Additionally, it is critical to work with clinical organizations to ensure that findings are incorporated into updated care guidelines. Payers cited peer-reviewed clinical data (74%) and treatment guidelines (87%) as far and away the most important sources of information when evaluating the clinical value of new therapies.
Build a quality-of-life plan into the long-term strategy. Quality-of-life improvements will become more important to payers as value-based health care gains traction over the next decade. Value-based health care rewards providers for helping make patients’ lives healthier. It is a marked shift from the fee for service (FFS) model, in which payers reimburse providers for each health care service they render, rewarding them for quantity rather than quality. With this trend in mind, innovators will want to use quality-of-life results to inform their own long-term R&D and reimbursement strategies.
Although the shift from FFS to value-based payments is happening more slowly than many people originally expected, momentum is building. The Centers for Medicare and Medicaid Services is easing best-price regulations to incentivize value-based arrangements; many state governments are pushing for reimbursement models with a value-based component; some big commercial players are investing in value-based capabilities at scale, such as buying physician groups; and payers are increasingly distributing bonuses on the basis of quality scores (for which patient satisfaction is a major contributing factor). “Value-based arrangements will become a major way for innovators to leverage these quality-of-life outcomes,” said the former deputy chief medical officer at a top-five payer.

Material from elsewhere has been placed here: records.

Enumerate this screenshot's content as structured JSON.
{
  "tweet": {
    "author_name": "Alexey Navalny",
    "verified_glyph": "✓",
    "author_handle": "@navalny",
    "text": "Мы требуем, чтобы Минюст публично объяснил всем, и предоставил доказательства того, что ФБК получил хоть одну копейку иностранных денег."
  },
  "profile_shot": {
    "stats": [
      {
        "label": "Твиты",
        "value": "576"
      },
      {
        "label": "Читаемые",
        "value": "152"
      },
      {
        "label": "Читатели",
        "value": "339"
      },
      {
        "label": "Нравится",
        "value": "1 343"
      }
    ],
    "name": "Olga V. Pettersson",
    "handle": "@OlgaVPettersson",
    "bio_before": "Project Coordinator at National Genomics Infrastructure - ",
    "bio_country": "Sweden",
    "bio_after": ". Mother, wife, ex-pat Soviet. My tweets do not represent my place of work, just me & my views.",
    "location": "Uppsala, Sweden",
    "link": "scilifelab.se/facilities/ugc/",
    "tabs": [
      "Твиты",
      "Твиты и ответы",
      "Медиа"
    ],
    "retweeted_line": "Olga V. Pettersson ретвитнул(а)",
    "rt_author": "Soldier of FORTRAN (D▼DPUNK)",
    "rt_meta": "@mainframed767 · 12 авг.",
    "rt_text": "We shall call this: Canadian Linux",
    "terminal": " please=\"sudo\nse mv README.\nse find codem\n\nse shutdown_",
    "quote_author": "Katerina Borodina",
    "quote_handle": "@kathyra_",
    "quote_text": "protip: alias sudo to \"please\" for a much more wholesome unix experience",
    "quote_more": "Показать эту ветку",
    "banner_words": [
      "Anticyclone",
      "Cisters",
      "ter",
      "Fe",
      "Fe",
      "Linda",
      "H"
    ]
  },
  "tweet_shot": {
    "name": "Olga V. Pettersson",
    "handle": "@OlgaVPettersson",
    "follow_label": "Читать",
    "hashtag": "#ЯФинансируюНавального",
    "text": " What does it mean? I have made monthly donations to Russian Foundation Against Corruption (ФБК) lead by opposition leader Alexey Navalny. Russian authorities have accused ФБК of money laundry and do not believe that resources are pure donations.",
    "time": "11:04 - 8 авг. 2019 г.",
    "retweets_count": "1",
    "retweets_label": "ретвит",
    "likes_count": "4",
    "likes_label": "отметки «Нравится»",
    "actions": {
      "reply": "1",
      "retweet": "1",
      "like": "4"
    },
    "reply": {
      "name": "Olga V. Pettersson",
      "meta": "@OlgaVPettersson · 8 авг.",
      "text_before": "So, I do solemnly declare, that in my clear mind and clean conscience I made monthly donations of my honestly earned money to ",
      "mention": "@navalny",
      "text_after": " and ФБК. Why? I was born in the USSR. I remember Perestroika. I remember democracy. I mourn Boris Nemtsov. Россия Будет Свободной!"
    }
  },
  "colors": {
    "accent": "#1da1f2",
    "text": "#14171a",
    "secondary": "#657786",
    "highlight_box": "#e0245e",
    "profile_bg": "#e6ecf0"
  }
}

While there’s been progress across the health care value chain in considering quality-of-life issues, quality-of-life outcomes are still valued less than other health care results that are perceived as more objective. Innovators can accelerate progress and expand access to treatments by quantifying improvements—using PROs, digital tracking, and data analysis—and demonstrating value to payers, providers, and patients.
Longer term, pharma and medtech companies that focus on improving patients’ quality of life, in addition to measuring outcomes, will benefit disproportionately as the industry continues to shift toward value-based care. Pharma and medtech companies can look forward to delivering not only immense benefits to patients but also very healthy investment returns to shareholders.